Offerings Into The COVID 11 Crisis
It is not just Philips’ connected care unit that has played role during the COVID-19 crisis. Other parts of the group have provided diagnostic imaging and services, mobile diagnostic X-ray and mobile ultrasound systems. In fact diagnostic imaging and connected care have both been leveraged significantly.
On the downside, COVID-19 has meant subdued image guided therapy business, as elective procedure volume have been reduced heavily. In addition, Philips’ sleep business has not been a priority sector, and the group’s consumer business came to a virtual standstill. “Parts of the portfolio have been impacted, but connected care was in the right place to provide the support where it was needed.”
The elective care side now needs to begin managing its way back to more normal business routines. But COVID-19 has seen social distancing become an ingrained behavior for many, who still view hospitals as high-risk locations. Hospitals are aware of this perception among patients, and have reacted by engaging with them before they arrive at the hospital, using telehealth surveys or other forms of dialogue.
This new style of approach does not apply only to COVID-19 patients, but can be extended to cardiac patients, for instance, who, after intervention, are discharged with biosensors provided by Philips that can monitor them at home over a prolonged time and keep delivering relevant data and signals back to the provider.
Global Allocation Of Pandemic Support
To ensure its service and solutions reached those areas of the global market where the need was greatest, Philips established its own fair and ethical allocation rules, guided by the WHO Coronavirus Disease (COVID-19) Dashboard. The “red zones” were given priority, in shipping volume terms. Then, the decision-making became more granular, based on ratios like the number of patients to ICU beds, to gauge the risk of mortality in a given market.
A major pinch-point arrived when both the US and Europe were impacted heavily by the virus during March and April. “That was a difficult time,” said Jakobs, adding that Philips is ramping up further even now. “Across the whole industry we could not cope, and we are still dealing with the demand.” In the first quarter of 2020, Philips spent €100m to ramp up production volumes, in collaboration with suppliers and partners.
Some of the COVID-19 applications will find wider applications in routine health care. Technologies and techniques such as telehealth, remote monitoring, wearables, better use of data flows, and much earlier engagement with patients will gradually become more common. This is partly because consumers and patients have changed.
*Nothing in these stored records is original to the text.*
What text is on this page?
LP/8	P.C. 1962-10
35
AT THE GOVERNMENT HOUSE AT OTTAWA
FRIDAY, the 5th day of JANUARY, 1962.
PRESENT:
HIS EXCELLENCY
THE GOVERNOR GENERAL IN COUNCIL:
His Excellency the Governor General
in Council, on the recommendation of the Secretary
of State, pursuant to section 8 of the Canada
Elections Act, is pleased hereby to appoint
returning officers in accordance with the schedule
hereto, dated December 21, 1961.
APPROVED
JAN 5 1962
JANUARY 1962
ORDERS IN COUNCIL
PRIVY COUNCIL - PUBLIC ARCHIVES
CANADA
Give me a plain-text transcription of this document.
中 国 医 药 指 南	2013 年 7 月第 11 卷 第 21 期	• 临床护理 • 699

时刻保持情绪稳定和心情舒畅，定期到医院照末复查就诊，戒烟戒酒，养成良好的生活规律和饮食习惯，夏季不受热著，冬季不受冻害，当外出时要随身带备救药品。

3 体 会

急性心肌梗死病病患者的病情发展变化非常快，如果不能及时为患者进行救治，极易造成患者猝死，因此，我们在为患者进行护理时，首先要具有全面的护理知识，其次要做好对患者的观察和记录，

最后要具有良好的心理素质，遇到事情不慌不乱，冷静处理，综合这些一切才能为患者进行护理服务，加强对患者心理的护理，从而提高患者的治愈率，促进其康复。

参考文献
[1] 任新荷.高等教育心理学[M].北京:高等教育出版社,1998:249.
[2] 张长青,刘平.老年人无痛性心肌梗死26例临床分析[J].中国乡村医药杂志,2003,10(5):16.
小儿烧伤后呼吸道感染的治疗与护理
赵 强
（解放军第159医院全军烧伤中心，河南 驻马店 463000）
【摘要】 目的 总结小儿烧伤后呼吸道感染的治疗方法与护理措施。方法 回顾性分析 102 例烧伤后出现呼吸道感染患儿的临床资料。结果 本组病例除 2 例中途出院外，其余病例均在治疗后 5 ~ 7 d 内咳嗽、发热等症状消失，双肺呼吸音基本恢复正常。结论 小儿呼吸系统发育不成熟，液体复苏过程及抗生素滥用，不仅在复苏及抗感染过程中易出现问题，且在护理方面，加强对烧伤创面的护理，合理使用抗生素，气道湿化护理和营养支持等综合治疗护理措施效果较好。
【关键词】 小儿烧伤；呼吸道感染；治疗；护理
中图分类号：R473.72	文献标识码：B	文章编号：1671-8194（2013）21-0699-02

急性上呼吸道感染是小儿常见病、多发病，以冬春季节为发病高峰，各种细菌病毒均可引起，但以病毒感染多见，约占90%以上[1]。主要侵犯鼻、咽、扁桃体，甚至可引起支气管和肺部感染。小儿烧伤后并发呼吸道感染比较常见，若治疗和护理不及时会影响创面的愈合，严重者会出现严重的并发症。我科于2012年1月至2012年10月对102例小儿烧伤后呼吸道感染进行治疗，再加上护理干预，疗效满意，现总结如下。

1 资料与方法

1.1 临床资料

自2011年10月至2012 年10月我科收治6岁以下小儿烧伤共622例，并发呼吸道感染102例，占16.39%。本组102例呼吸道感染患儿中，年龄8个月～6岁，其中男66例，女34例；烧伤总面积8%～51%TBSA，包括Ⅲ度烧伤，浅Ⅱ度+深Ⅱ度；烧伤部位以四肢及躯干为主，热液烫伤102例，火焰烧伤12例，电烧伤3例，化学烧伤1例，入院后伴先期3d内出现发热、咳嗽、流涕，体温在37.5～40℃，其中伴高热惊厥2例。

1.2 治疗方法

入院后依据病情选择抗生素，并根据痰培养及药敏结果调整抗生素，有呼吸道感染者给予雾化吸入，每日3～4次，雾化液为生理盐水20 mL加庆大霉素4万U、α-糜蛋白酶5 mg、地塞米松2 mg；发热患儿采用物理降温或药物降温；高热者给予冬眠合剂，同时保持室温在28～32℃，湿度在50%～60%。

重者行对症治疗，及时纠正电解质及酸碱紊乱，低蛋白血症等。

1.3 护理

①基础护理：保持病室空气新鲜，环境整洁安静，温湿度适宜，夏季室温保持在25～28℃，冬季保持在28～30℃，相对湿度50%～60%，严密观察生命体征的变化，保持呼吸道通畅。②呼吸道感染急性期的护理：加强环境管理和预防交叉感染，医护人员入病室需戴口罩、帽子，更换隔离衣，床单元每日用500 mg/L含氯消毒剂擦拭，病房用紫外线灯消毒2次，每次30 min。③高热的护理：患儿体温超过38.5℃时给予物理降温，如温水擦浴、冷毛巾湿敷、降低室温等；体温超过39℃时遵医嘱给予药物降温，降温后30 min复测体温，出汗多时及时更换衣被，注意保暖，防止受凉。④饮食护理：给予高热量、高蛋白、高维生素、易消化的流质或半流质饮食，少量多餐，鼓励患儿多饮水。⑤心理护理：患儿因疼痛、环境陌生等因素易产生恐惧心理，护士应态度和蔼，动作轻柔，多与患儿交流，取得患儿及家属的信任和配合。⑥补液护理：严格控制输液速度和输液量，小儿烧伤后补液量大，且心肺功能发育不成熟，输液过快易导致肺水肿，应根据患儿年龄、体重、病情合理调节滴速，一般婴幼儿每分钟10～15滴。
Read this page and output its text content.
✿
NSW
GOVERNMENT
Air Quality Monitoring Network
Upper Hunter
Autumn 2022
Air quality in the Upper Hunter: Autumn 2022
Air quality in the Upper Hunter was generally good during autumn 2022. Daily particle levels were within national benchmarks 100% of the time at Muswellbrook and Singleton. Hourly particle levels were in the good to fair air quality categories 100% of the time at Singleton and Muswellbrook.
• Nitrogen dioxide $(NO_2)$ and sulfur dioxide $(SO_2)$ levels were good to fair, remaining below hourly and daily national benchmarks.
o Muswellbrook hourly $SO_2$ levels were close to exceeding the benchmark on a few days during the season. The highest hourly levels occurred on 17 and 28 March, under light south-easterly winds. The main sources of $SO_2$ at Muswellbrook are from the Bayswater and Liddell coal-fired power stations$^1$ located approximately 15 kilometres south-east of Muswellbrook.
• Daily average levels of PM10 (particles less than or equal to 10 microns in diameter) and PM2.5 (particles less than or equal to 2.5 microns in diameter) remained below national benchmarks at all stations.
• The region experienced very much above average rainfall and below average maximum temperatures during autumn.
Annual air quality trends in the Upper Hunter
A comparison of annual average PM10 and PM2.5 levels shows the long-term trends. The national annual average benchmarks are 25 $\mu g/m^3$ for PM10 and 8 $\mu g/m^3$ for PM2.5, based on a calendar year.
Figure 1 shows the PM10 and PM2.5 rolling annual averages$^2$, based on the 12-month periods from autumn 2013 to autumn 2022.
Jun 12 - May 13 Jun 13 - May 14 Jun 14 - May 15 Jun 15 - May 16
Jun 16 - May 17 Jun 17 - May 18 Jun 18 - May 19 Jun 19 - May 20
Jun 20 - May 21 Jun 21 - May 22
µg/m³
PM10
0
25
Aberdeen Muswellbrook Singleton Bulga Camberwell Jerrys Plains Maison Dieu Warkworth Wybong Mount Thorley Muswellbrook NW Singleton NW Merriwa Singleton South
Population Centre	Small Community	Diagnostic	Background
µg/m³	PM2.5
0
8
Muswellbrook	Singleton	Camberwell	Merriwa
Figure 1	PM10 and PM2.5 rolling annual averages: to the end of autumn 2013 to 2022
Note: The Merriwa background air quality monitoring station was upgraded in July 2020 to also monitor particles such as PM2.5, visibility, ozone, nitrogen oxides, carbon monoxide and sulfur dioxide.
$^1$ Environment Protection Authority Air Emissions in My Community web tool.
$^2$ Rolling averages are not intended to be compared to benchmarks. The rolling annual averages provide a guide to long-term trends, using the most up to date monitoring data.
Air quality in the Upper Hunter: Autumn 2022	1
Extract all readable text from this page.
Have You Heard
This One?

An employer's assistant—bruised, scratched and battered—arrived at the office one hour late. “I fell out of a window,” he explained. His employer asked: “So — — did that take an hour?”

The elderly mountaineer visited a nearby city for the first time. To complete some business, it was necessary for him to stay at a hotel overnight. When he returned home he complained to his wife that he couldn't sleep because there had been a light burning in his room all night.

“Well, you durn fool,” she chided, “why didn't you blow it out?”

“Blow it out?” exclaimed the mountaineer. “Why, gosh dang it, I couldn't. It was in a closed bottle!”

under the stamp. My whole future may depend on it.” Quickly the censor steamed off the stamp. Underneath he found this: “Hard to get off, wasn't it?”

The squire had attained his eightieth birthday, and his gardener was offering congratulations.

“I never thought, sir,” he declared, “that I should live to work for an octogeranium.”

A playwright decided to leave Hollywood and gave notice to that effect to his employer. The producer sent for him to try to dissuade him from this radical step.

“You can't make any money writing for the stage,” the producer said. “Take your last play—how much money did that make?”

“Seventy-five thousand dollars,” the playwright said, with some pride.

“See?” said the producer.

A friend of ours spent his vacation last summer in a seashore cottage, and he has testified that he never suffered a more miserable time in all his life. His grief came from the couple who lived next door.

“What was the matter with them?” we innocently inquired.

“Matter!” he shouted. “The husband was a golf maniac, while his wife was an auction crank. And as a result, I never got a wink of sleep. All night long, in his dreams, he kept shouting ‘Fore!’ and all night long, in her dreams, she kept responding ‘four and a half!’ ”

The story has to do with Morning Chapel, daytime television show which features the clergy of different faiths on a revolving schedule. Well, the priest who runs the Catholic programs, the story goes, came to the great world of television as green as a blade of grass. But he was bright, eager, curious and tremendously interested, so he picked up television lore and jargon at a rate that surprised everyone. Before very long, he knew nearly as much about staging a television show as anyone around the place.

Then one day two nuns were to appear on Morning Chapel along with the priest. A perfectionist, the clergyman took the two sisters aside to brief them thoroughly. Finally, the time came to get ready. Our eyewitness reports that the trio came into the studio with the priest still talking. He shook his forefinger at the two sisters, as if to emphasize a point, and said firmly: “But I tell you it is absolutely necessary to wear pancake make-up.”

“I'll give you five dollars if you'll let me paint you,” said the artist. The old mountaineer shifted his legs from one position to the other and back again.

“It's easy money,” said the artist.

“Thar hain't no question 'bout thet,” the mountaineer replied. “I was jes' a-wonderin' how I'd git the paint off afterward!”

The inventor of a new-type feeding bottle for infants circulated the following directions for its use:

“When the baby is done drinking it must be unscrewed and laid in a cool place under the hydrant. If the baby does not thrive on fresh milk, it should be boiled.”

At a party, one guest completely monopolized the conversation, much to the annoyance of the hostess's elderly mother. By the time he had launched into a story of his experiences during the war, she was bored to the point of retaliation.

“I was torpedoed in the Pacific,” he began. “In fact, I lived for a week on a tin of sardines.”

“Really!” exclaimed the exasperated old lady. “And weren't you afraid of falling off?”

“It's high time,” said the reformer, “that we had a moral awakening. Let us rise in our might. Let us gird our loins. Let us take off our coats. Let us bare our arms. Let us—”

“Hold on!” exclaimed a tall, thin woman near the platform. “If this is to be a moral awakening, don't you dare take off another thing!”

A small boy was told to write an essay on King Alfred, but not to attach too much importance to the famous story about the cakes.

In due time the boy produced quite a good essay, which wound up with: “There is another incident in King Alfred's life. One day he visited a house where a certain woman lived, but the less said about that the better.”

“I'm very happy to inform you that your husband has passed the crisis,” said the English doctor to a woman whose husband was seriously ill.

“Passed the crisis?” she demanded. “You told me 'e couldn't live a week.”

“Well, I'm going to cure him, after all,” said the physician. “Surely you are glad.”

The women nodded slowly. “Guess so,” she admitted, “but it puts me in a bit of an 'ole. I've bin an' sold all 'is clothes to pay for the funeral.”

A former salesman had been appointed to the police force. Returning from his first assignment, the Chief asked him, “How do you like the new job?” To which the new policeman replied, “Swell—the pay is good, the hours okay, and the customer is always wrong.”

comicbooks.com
They realize that no longer do they always need to
go to a hospital to get good treatment. Neither do they always need face to face consultations, as a lot of care can be done in a virtual way.
The silver lining of the coronavirus is that, for health care systems, certain preconceived ideas about delivery system change have been blown away. Attitudes to care have changed, and boundaries that have been in place for a long time have been removed. An unexpected and deeply disruptive global public health episode, ironically, has created the opportunity for new health care behaviors.